LeTeisha Mays [Photo: Facebook]

Other workers have also come forward since the fatal explosion. Jayd Begin worked at AES for three months and was inside Building 602 a few hours earlier. She told CBS-affiliate WSMV4, “I very well could have been in that building,” Begin said. “It could have been my family that was getting that call; fortunately, I was spared.”

Asked if she wanted to go back to her job, she replied, “It’s a good company, but is it worth me risking my life, you know, I got kids, family. So, I’m probably not going to go back. This is catastrophic, you know, by the looks of the buildings. What’s left? There’s nothing. It’s hard to believe, 16 people lost their lives and these families have nothing to grieve with.”

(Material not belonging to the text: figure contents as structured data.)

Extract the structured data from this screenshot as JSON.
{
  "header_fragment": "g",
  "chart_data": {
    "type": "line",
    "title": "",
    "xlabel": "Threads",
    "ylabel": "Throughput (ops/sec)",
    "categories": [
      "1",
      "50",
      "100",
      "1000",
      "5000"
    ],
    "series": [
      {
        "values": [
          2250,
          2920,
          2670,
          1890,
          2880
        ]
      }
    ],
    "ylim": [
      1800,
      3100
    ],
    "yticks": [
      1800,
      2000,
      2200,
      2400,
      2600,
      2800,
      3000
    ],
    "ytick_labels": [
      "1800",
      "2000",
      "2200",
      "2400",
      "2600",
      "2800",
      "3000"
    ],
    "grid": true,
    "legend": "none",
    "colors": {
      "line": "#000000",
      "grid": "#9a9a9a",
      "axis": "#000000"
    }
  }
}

Earlier this week, authorities released the names of the 16 victims. They were: Jason Adams, 52; Erick Anderson, 44; Billy Baker, 59; Adam Boatman, 21; Christopher Clark, 60; Mindy Clifton, 51; James Cook, 56; Reyna Gillahan, 50; LaTeisha Mays, 26; Jeremy Moore, 37; Melinda Rainey, 57; Melissa Stanford, 52; Trenton Stewart, 25; Rachel Woodall, 28; Steven Wright, 53; and Donald Yowell, 58. 

These workers were sacrificed for corporate profit and war. Governor Lee has overseen billions in tax giveaways and other financial incentives to corporations, and in 2023 signed the largest tax cut in state history. In February 2020, the state handed AES a $601,000 FastTrack Economic Development grant, tied to 80 jobs and $9.7 million in capital investment at its project site in McEwen, Tennessee. 

According to indeed.com, hourly wages range from $18.25 per hour for a material handler to $24.98 per hour for a truck driver. For many, these are considered good wages in the area, where the household income is the dismal median of only $35,786 a year. 

In recent years, AES has received hundreds of millions of dollars in orders from Department of Defense, including $120 million for “the procurement of TNT” on September 23, 2025, less than three weeks before the explosion. In March 2024, the Army awarded AES the opportunity to compete for each order of the $55 million contract for Trinitrotoluene and Plastic-Bonded Explosive N-9 supplementary charges. In 2023, it was awarded an $86 million contract from the Navy for demolition charges to be completed by May 2028; and in 2022, the Army awarded AES an $11.5 million contract for M18A1 and M68 mines.

A recent article in the New York Times noted that hundreds of defense technology companies are “drawn by local talent, cheap labor and state cash incentives to revive manufacturing in once-vibrant industrial cities across the Midwest and Northeast.” Trump has pushed for more domestic manufacturing, while levying steep tariffs on imported goods and barring the US military from buying products like drones from foreign adversaries such as China, the article notes. It adds that “state lawmakers and local representatives are eager to attract defense tech firms to create jobs.”

“America is waking up to the fact that our national security depends on making more stuff in America,” said Senator Jon Husted, Republican of Ohio, adding that places like his state “have a competency in making things.”

The catastrophe in Tennessee has exposed a fundamental truth: The same capitalist system that sends workers to die on the battlefield also sacrifices them in the factories that feed the war machine. This will only worsen as Trump eliminates whatever is left of federal safety regulations and ramps up war production, while using the military to crush internal opposition. 

“We have a lot of questions and not a lot of answers,” LaTeisha Mays’ sister Kelli Avonte said.

Justice for these Tennessee AES workers is only possible if an independent investigation, led by rank-and-file workers, is conducted to expose the truth and hold accountable all those responsible for this crime.